Sehr geehrter Herr Saathoff!

Vielen Dank für Ihre Zuschrift. Ich bin sehr verwundert, dass Sie beim Thema Internetsperren die deutliche Handschrift der FDP in den Koalitionsverhandlungen nicht wahrnehmen wollen. Wir haben in den Koalitionsverhandlungen das Thema ganz intensiv erörtert und Sie finden umfassende Ausführungen zum Thema Internetsperren im Koalitionsvertrag. Dabei stellen wir aber auch klar, dass die Bekämpfung von Kindesmissbrauch und Kinderpornographie für uns von herausragender Bedeutung ist. Kinderpornographische Angebote in Kommunikationsnetzen müssen mit aller Kraft bekämpft werden. Die dauerhafte wirksame Bekämpfung des Missbrauchs von Kindern ist politische Verantwortung und rechtsstaatliches Gebot zugleich. Wir sind uns darüber einig, dass es notwendig ist, derartige kriminelle Angebote schnellstmöglich zu löschen statt diese zu sperren. Wir haben daher verabredet, zunächst für ein Jahr kinderpornographische Inhalte auf der Grundlage des Zugangserschwerungsgesetzes nicht sperren. Stattdessen werden die Polizeibehörden in enger Zusammenarbeit mit den Selbstregulierungskräften der Internetwirtschaft wie der deutschen Internetbeschwerdestelle sowie dem Providernetzwerk INHOPE die Löschung kinderpornographischer Seiten betreiben.

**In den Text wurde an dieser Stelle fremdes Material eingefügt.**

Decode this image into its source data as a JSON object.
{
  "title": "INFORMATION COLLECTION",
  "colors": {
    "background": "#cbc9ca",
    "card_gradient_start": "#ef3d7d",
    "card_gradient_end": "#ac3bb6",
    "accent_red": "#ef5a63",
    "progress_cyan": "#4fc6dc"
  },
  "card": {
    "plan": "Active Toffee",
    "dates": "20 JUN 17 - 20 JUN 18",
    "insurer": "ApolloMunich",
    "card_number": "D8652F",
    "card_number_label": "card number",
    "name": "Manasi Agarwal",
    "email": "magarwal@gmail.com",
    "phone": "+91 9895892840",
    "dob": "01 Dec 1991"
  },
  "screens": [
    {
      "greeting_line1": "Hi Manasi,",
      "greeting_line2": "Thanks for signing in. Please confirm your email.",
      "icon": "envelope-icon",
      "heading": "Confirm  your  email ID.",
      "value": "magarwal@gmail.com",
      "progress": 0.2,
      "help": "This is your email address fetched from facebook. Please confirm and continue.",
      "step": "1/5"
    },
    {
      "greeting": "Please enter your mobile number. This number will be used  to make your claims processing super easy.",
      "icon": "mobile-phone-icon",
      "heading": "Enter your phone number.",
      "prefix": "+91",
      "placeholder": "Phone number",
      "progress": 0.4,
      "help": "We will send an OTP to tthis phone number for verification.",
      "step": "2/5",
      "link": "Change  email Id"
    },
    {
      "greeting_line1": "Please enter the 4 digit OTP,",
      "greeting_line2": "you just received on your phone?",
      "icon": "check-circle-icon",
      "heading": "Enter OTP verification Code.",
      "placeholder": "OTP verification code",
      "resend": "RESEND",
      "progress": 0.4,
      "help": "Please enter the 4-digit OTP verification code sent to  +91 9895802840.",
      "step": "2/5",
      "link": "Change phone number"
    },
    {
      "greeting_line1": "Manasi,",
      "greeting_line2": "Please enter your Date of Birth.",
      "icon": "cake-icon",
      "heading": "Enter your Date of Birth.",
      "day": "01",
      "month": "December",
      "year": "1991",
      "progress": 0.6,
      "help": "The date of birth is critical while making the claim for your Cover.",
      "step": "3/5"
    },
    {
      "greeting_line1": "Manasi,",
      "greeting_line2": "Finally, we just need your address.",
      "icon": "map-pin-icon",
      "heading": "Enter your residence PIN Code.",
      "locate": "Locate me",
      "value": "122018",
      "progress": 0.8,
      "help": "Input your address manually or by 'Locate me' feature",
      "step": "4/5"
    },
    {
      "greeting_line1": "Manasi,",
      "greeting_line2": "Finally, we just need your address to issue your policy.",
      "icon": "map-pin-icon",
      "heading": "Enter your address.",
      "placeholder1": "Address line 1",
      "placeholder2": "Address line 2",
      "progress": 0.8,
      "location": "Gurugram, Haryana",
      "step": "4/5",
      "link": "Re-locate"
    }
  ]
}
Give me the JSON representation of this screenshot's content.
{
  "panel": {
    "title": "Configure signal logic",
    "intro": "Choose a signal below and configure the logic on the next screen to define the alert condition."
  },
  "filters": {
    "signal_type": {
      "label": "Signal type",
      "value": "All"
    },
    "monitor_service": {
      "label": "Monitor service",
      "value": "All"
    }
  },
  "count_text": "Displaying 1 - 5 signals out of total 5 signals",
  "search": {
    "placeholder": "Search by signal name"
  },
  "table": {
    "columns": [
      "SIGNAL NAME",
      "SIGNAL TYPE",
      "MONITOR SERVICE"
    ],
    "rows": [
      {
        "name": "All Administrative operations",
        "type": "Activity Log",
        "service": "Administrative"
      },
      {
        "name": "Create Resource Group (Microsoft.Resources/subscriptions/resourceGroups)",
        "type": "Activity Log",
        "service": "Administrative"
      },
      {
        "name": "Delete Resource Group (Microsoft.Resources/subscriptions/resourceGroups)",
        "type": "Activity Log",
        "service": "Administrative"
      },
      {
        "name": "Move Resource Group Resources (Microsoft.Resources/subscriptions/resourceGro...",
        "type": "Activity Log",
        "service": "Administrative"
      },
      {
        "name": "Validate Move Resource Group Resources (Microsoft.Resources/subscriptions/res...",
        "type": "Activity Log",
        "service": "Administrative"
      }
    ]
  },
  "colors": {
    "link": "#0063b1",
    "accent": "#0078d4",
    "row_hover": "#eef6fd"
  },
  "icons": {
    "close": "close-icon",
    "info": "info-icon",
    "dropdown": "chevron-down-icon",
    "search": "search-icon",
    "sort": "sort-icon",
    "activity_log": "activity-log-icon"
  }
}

Ich finde das Verhalten des Bundespräsidenten war vollkommen richtig. Wie Sie den Medien entnehmen konnten, hat der Bundespräsident verfassungsrechtliche Bedenken gegen die Zugangssperre. Unser Bundespräsident hat auch schon in der Vergangenheit immer wieder gutes rechtsstaatliches Gespür gezeigt. Ganz offenbar folgt er auch dieses Mal unserer zutreffenden Rechtsauffassung, dass keine bundespolitische Kompetenz gegeben ist. Ich habe große Zweifel, dass er das Gesetz je unterschreiben wird. Übrigens: Dabei handelt es sich um ein Gesetz der vorangehenden Bundesregierung, an der die FDP nicht beteiligt war.

Auch beim Thema Vorratsdatenspeicherung finden Sie die liberale Handschrift im Koalitionsvertrag. So haben wir vereinbart, den Zugriff der Bundesbehörden auf die gespeicherten Vorratsdaten der Telekommunikationsunternehmen bis zur Entscheidung des Bundesverfassungsgerichts über die Verfassungsmäßigkeit der Vorratsdatenspeicherung aussetzen und bis dahin auf Zugriffe zur Abwehr einer konkreten Gefahr für Leib, Leben und Freiheit beschränken. Ihr Verweis auf Rumänien geht so auch ins Leere. Schließlich ist auch in Deutschland ein Verfahren vor dem BVerfG anhängig. Dessen Ausgang gilt es abzuwarten. Ihre Unterstellung, dass Deutschland nicht ausreichend die Menschenrechte achte finde ich gerade in Verbindung mit dem Hinweis auf eine frühere Diktatur völlig vergriffen. Ich halte es für eine große Errungenschaft, dass wir in Deutschland die Möglichkeit haben, dass sich auch die Gesetzgebung selbst an Grenzen halten muss und dies auch gerichtlich überprüfbar ist.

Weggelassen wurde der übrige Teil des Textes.